Are people just expected to take everything the Club tells them as gospel, even though they say one thing on one day and then do another when it’s convenient? I’m usually willing to go along with what’s best for the Club and have never had an issue with that, but there’s a limit for everyone and I don’t support messing with people’s emotions and generally treating them like they don’t really matter, in comparison to what’s good for the Club.
This might just be a game to them, or a job, but there are supporters who have invested and devoted themselves to the RFC cause. Does that give the Club right of way to prey on people because they know that, no matter what happens or what they do, people will get over it, in time? And anyway, the Club is always bigger than the individual, and that’s professional sport.
Which apparently makes it seem ok for Clubs to treat people with contempt. An example of that, for me, is Cogs. Whether he was genuinely put up for trade I don’t know, but where there’s smoke there’s fire. The thing that gets me is that, when he started out he was seen as this shining light and blah blah blah and trundled out whenever the Club needed to dodge some bullets from the angry hordes, or put a positive spin on things, through some ordinary times. He no doubt did it because it was in the best interests of the Club. And anyway, down the track the Club would surely repay his faith.
That was then and this is now, and what is good for the club one day doesn’t necessarily correspond with what is good for the club on another, because circumstances change. That may be so, and to be expected even, but where’s the consistency in the way people are treated from one day to the next, especially during trade week?
Regardless of all the attempts made to convince players that this is the place to be and that their best interests will be taken care of by the Club, come trade week, that all seems to count for nothing.
Instead, players and supporters alike are supposed to conveniently forget everything that happened before and go along with whatever the Club is telling us is in its best interests now. Never mind the carcases that lay strewn, and the endless list of tortured souls, all of whom nobly suffered in the best interests of the Club. After all, they’re not what matters in all of this, are they?
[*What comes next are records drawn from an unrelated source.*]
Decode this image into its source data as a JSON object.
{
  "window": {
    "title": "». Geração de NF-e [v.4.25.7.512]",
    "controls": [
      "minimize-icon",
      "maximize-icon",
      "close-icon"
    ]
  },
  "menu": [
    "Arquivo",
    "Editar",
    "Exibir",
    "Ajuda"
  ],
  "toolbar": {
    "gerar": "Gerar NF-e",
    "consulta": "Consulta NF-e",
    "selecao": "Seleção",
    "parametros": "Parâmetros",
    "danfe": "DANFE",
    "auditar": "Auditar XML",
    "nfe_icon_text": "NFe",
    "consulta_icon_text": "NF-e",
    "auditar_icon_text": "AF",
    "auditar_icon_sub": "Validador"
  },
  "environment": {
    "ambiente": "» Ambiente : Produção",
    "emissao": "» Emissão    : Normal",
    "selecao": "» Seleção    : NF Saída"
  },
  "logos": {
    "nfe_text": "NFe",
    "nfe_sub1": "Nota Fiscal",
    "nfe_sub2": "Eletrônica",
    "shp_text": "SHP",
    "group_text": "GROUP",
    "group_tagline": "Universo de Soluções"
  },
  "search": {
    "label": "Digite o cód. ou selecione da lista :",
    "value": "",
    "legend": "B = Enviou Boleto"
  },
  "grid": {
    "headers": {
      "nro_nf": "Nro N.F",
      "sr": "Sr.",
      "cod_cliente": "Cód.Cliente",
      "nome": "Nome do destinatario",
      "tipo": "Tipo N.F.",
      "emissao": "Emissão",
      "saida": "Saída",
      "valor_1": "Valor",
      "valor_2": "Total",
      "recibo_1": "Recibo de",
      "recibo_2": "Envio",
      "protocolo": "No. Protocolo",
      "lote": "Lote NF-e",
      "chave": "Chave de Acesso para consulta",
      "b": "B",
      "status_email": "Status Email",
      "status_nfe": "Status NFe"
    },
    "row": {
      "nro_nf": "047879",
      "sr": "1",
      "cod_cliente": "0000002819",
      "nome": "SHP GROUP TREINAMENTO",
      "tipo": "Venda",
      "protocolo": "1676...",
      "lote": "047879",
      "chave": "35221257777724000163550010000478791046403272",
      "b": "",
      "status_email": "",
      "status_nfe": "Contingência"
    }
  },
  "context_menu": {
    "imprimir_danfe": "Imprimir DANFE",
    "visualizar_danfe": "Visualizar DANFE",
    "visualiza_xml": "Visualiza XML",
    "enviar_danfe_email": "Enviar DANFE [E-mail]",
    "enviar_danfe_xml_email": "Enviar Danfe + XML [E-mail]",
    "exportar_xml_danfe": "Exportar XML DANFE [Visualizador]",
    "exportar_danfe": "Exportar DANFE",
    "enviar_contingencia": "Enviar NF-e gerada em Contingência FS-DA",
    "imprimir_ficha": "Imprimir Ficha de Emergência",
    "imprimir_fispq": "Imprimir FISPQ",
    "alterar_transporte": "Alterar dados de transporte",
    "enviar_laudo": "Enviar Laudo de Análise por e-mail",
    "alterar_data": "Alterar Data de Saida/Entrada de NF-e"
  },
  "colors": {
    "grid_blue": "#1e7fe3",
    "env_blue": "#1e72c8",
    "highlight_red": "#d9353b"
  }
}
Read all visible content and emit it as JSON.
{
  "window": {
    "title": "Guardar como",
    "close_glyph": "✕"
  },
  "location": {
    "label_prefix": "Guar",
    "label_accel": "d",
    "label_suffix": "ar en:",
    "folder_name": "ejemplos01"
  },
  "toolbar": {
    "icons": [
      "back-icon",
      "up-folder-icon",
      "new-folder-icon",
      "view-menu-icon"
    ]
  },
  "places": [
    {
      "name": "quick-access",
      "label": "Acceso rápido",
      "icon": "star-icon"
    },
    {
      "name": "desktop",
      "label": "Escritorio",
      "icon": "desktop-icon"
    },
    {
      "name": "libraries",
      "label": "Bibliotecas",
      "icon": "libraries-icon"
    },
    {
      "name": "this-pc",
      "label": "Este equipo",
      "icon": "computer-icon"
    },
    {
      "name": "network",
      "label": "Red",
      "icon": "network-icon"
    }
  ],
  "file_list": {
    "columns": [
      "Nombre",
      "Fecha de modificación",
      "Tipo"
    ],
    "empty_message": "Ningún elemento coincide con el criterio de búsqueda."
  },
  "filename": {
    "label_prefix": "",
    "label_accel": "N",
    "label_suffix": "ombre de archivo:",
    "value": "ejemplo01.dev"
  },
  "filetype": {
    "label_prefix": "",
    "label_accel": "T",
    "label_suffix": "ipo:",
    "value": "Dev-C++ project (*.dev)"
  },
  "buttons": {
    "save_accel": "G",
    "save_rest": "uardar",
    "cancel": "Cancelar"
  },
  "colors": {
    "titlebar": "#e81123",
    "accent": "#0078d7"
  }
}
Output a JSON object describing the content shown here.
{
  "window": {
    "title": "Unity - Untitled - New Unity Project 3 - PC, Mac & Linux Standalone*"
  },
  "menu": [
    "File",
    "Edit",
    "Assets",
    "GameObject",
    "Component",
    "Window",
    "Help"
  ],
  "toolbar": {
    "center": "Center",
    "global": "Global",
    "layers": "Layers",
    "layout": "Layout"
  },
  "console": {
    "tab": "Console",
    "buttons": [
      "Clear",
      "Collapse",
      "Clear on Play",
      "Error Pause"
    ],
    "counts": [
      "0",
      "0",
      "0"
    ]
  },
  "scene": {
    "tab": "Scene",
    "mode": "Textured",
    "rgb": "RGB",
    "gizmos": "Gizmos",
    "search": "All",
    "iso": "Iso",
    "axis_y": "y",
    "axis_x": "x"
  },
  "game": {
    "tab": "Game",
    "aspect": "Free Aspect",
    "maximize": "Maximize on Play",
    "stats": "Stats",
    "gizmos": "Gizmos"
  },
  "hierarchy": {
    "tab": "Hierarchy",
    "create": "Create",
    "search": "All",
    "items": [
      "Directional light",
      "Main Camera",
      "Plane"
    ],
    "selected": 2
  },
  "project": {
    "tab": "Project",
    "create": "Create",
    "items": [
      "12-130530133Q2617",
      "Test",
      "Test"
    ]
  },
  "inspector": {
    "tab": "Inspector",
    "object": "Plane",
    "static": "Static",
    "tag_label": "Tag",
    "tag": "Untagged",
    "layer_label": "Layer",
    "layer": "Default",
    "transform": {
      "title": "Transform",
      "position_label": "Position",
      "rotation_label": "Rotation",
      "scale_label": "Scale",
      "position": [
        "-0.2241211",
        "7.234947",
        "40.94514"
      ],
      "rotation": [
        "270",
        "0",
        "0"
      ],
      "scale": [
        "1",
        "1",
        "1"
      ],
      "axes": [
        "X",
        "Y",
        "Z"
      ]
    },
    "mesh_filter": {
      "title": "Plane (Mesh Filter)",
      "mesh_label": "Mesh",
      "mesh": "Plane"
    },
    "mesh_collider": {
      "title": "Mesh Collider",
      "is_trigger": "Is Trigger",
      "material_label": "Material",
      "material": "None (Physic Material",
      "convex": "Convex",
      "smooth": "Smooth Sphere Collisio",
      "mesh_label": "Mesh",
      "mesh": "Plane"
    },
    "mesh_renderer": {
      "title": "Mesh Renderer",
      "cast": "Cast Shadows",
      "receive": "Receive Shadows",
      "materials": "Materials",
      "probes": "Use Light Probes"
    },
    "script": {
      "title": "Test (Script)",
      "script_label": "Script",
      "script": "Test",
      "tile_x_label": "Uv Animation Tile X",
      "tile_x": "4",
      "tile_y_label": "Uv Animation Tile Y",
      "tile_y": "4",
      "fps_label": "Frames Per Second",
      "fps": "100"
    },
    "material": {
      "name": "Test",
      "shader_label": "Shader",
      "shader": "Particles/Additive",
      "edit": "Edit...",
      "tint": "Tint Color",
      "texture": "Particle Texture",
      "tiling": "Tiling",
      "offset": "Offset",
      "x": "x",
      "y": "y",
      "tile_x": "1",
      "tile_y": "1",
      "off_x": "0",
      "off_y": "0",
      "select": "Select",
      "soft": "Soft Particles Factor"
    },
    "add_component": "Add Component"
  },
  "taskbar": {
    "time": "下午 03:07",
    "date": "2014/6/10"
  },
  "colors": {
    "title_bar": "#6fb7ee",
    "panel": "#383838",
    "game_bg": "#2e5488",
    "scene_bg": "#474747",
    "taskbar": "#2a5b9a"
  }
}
And when the week is over and deals fall through, or whatever, they’ll just expect everyone to just resume normal transmission, won’t they? No big deal really.
Well, they can expect that, but not when they promote the current flavour of the month player(s) as the future of the Club, have supporters develop attachments to them and then when it comes to trade week just pretend none of that ever happened and that it’s ok to use them as trade bait, because it’s in the best interests of the Club.
In the real world, where I choose to make infrequent appearances, players get traded for various reasons, each year. Sometimes it’s best for a player and Club to part company. Fine. Some even get to play in premierships because of it, ironically, just none that have been traded to RFC in recent memory. Good luck to the lucky ones.
Maybe players are so well drilled and resilient enough to deal with these things and recover quickly from such things. But it doesn’t alter how it reflects on any Club. Not to me it doesn’t.
Where is the credence when they can feed us sweet nothings for 51 weeks of the year and then when trade week comes around they adopt the ‘anything (and anyone) goes’ approach? How is my battered mind supposed to deal with that? Are they stark raving mad? That could explain it, otherwise I don’t get it.
And what exactly has G. Polak done throughout his career thus far, to justify such attention, apart from being tall enough to be a KPP? And no, I haven’t read the ‘Could Polak play Full Back’ thread. Like I care right now.
Apart from the mixed messages this time of year sends, this ‘use and abuse’ mentality doesn’t fill me with the confidence to think that the Club is building the foundations for success. Rather, if this is an example of things to come, it seems to expect to find the answers to its shortcomings by replacing what seemed like foundations already set in concrete with those built on flimsier stuff.
The whole thing just makes me feel like I’ve been taken for a ride. Ha, sucked in again.
First they sell their spin to those players and supporters who will listen, spend years building up their emotional attachment to all things RFC, and then inexplicably proceed to put them through the wringer, without even blinking.
If that’s what they think of the people that have given the most, and how they treat them, then what hope is there of this Club ever achieving anything of any significance? I ask myself. And where is the pride in any of that?